ALBANY – Bombshell allegations made by four women on Monday that paint New York’s Attorney General as a hypocrite who was inclined to become physically violent with them, may have ended his tenure as AG, but it doesn’t make him unique.
Sadly enough, the latest scandal involving Eric Schneiderman means that he’s just the latest prominent figure in state politics to become ensnared in a sexual misconduct controversy.
“These kinds of things are all too common and its just so unfortunate,” said Assemblyman Andy Goodell.
Goodell referenced three examples of cases where a powerful name in the New York political arena was ultimately ruined by allegations levied while they were in office.
In 2017, former U.S. Congressman Anthony Weiner, of New York City, was sentenced to nearly two years in federal prison after he entered a guilty plea for transferring obscene material to a minor.
“It destroyed and derailed not only his congressional campaign, but his campaign for New York City Mayor,” said Goodell.
On Monday, New York Governor Andrew Cuomo demanded and received Eric Schneiderman’s resignation, which goes into effect at the close of business Tuesday.

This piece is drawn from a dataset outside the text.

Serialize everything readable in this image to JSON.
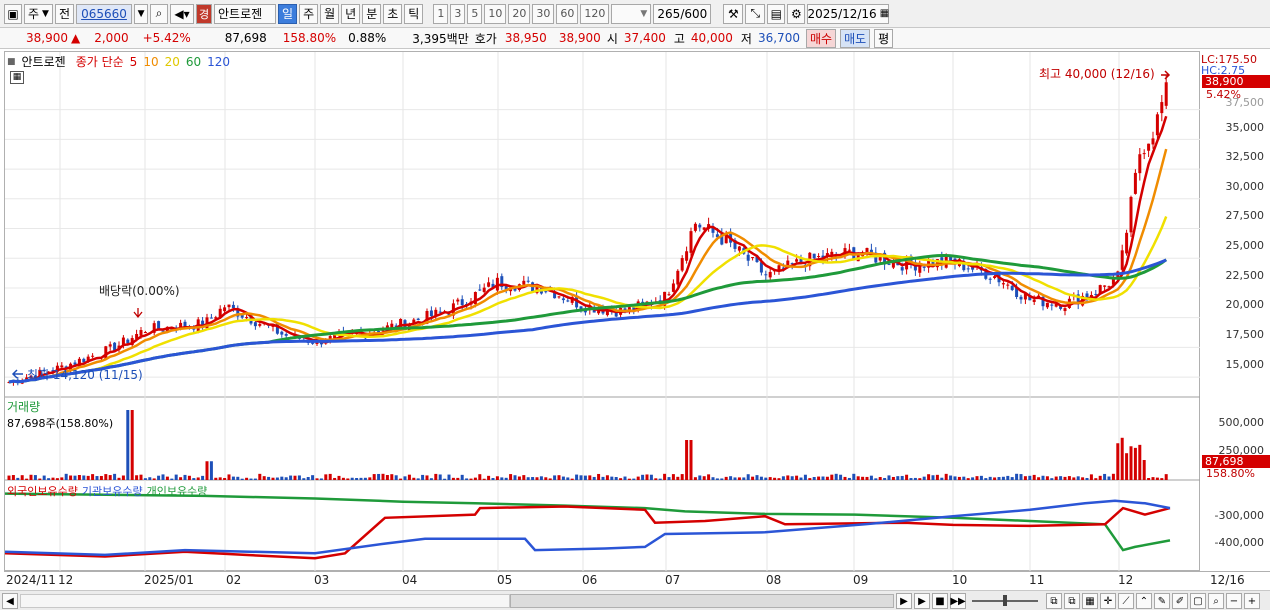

“The fact that we have a high-ranking state official accused of this type of behavior is not as shocking as it should be,” said Assemblyman Goodell. “I’m very disappointed, I really am.”
Eliot Spitzer, a former prosecutor, comptroller, and the 54th Governor of New York State, became involved with a prostitution ring and resigned about 15 months into his term.
“Can you imagine a sitting U.S. Governor engaging in prostitution while on an official trip?” Goodell said reflectively.
Five years after that scandal broke, Assemblyman Vito Lopez resigned after he was accused of groping, intimidating and manipulating young female staffers in a 2012 scandal.